Capitol FL

Clearwater, FL — World War I ‘Wall of Honor’ Discovered Under Capitol Theatre Plaster

Capitol FLWorld War I ‘Wall of Honor’ Discovered Under Capitol Theatre Plaster
By Jared Leone | Published by
April 10, 2013

The names appear clearly enough through the nearly 100-year-old paint.

Rudolph Petree. Newlan C. Plumb. Grover and Aubrey McMullen. John B. Stetson.

The powerful and pioneering family names appeared as the plaster was removed inside the Capitol Theatre this week, revealing a “Wall of Honor” listing names of residents who served in various military branches during World War I, according to Clearwater historians.

“This was completely unexpected,” said Katie Pedretty, spokeswoman at Ruth Eckerd Hall, who is undertaking the renovation project of the more than 90-year-old theater in partnership with the city.

The discovery Tuesday has planners scrambling to figure out a way to preserve and incorporate the nearly 20-foot-tall wall into restoration plans.


The Capitol Theatre closed in March so work could begin to restore its Mediterranean Revival look and expand its space. It will feature seating for 655, a rooftop terrace and wraparound balcony when it reopens in the fall.

The Lokey building, which was one of the city’s oldest structures, was demolished as part of the plans to expand, renovate and rehabilitate the space.

The 1914 structure was originally going to be part of the Capitol’s renovation. Officials decided the building wasn’t sturdy enough for the expansion, so city leaders removed its historic designation in order for it to be destroyed.

The more recent name comes from a local businesswoman who owned a high-end women’s clothing shop there through the 1990s.

Before that, it was home to the Clearwater Evening Sun newspaper.


The carefully stenciled, alphabetized list of names was uncovered inside one of the state’s oldest movie theaters.

The names, protected in plaster for 90 years, are, for the most part, legible because they were covered for so long.
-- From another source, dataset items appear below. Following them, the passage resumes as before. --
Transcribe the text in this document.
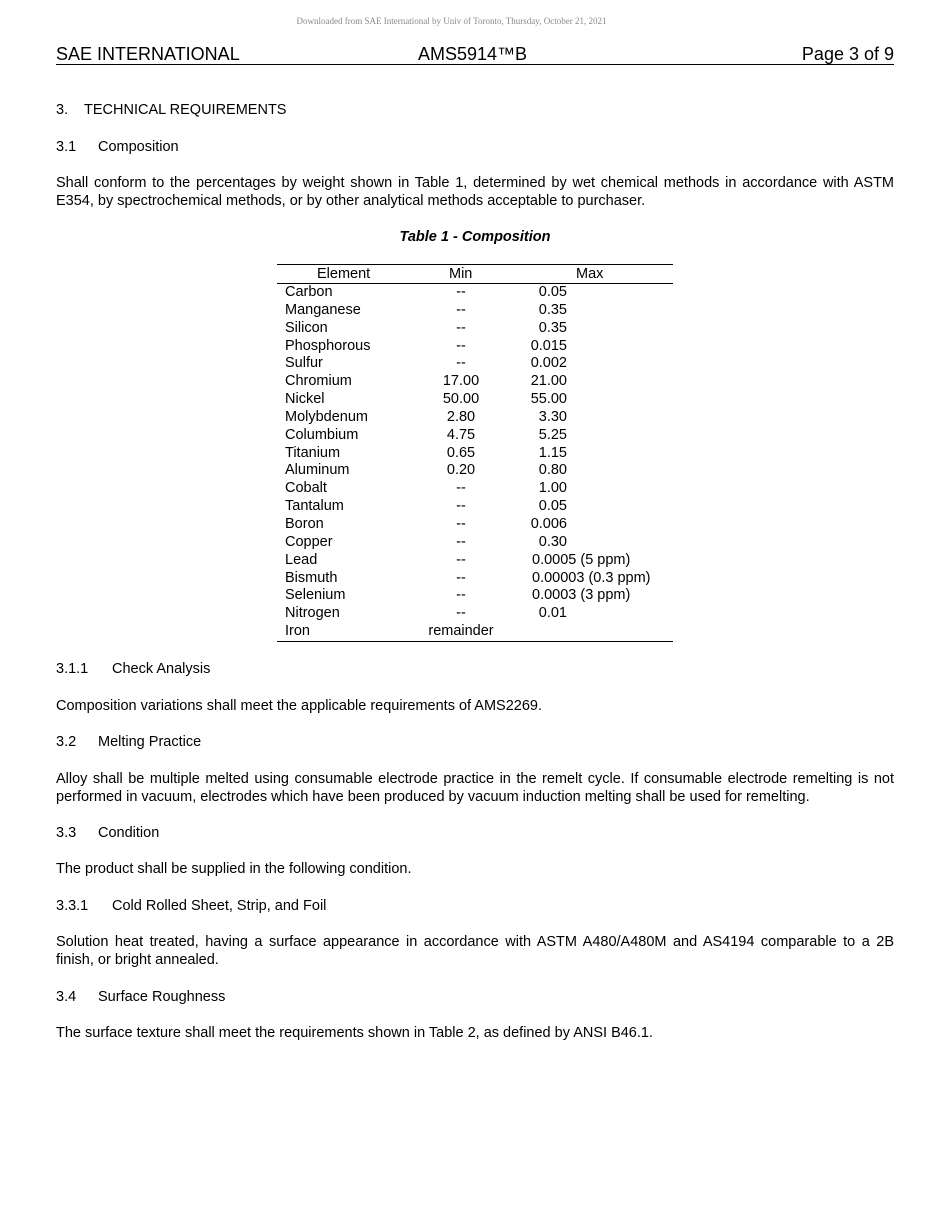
Downloaded from SAE International by Univ of Toronto, Thursday, October 21, 2021
SAE INTERNATIONAL	AMS5914™B	Page 3 of 9
3. TECHNICAL REQUIREMENTS
3.1 Composition
Shall conform to the percentages by weight shown in Table 1, determined by wet chemical methods in accordance with ASTM E354, by spectrochemical methods, or by other analytical methods acceptable to purchaser.
Table 1 - Composition
Element	Min	Max
Carbon	--	0.05
Manganese	--	0.35
Silicon	--	0.35
Phosphorous	--	0.015
Sulfur	--	0.002
Chromium	17.00	21.00
Nickel	50.00	55.00
Molybdenum	2.80	3.30
Columbium	4.75	5.25
Titanium	0.65	1.15
Aluminum	0.20	0.80
Cobalt	--	1.00
Tantalum	--	0.05
Boron	--	0.006
Copper	--	0.30
Lead	--	0.0005 (5 ppm)
Bismuth	--	0.00003 (0.3 ppm)
Selenium	--	0.0003 (3 ppm)
Nitrogen	--	0.01
Iron	remainder
3.1.1 Check Analysis
Composition variations shall meet the applicable requirements of AMS2269.
3.2 Melting Practice
Alloy shall be multiple melted using consumable electrode practice in the remelt cycle. If consumable electrode remelting is not performed in vacuum, electrodes which have been produced by vacuum induction melting shall be used for remelting.
3.3 Condition
The product shall be supplied in the following condition.
3.3.1 Cold Rolled Sheet, Strip, and Foil
Solution heat treated, having a surface appearance in accordance with ASTM A480/A480M and AS4194 comparable to a 2B finish, or bright annealed.
3.4 Surface Roughness
The surface texture shall meet the requirements shown in Table 2, as defined by ANSI B46.1.
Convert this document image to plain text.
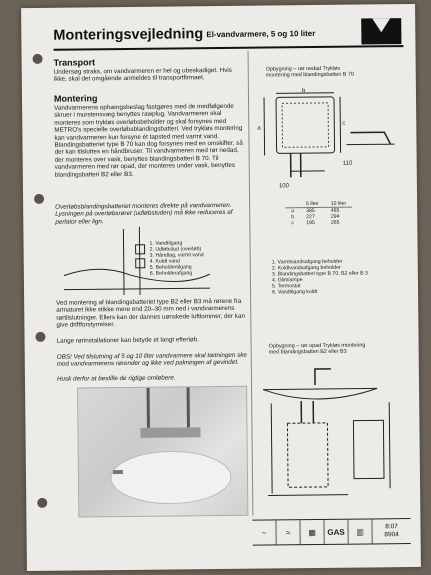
Monteringsvejledning El-vandvarmere, 5 og 10 liter
Transport

Undersøg straks, om vandvarmeren er hel og ubeskadiget. Hvis ikke, skal det omgående anmeldes til transportfirmaet.

Montering

Vandvarmerens ophængsbeslag fastgøres med de medfølgende skruer i murstensvæg benyttes rawplug. Vandvarmeren skal monteres som trykløs overløbsbeholder og skal forsynes med METRO's specielle overløbsblandingsbatteri. Ved trykløs montering kan vandvarmeren kun forsyne ét tapsted med varmt vand. Blandingsbatteriet type B 70 kan dog forsynes med en omskifter, så der kan tilsluttes en håndbruser. Til vandvarmeren med rør nedad, der monteres over vask, benyttes blandingsbatteri B 70. Til vandvarmeren med rør opad, der monteres under vask, benyttes blandingsbatteri B2 eller B3.

Overløbsblandingsbatteriet monteres direkte på vandvarmeren. Lysningen på overløbsrøret (udløbstuden) må ikke reduceres af perlator eller lign.

1. Vandtilgang
2. Udløbstud (overløb)
3. Håndtag, varmt vand
4. Koldt vand
5. Beholdertilgang
6. Beholderafgang

Ved montering af blandingsbatteriet type B2 eller B3 må rørene fra armaturet ikke stikke mere end 20–30 mm ned i vandvarmerens rørtilslutninger. Ellers kan der dannes uønskede luftlommer, der kan give driftforstyrrelser.

Lange rørinstallationer kan betyde et langt efterløb.

OBS! Ved tilslutning af 5 og 10 liter vandvarmere skal tætningen ske mod vandvarmerens rørender og ikke ved pakningen af gevindet.

Husk derfor at bestille de rigtige omløbere.

Opbygning – rør nedad Trykløs montering med blandingsbatteri B 70
100
110
b
a
c
	5 liter	10 liter
a	385	465
b	227	294
c	195	265
1. Varmtvandsafgang beholder
2. Koldtvandsafgang beholder
3. Blandingsbatteri type B 70, B2 eller B 3
4. Glimlampe
5. Termostat
6. Vandtilgang koldt
Opbygning – rør opad Trykløs montering med blandingsbatteri B2 eller B3
~	≈	▦	GAS	▥
8:07
8904
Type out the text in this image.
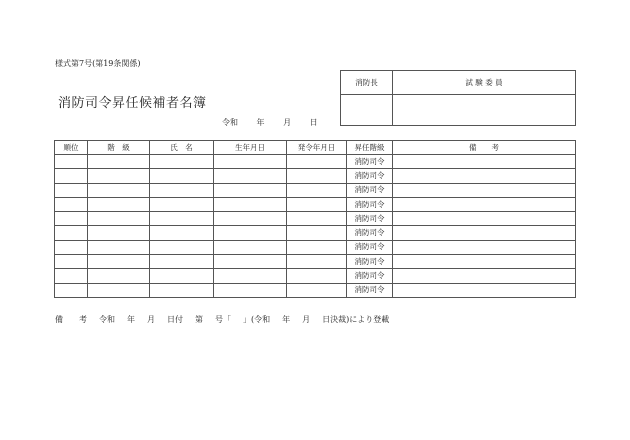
様式第7号(第19条関係)
消防司令昇任候補者名簿
令和 年 月 日
消防長	試 験 委 員

順位	階　級	氏　名	生年月日	発令年月日	昇任階級	備　　考
					消防司令	
					消防司令	
					消防司令	
					消防司令	
					消防司令	
					消防司令	
					消防司令	
					消防司令	
					消防司令	
					消防司令	
備　　考 令和 年 月 日付 第 号「 」(令和 年 月 日決裁)により登載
Although not fully revealed, there are several rows of alphabetized names under what appear to be the words “Wall of Honor.” Right now only J through Z can be seen. The names belong to residents who served in various military branches during World War I, according to military service cards in state records and Bill Wallace, a past president of the Clearwater Historical Society.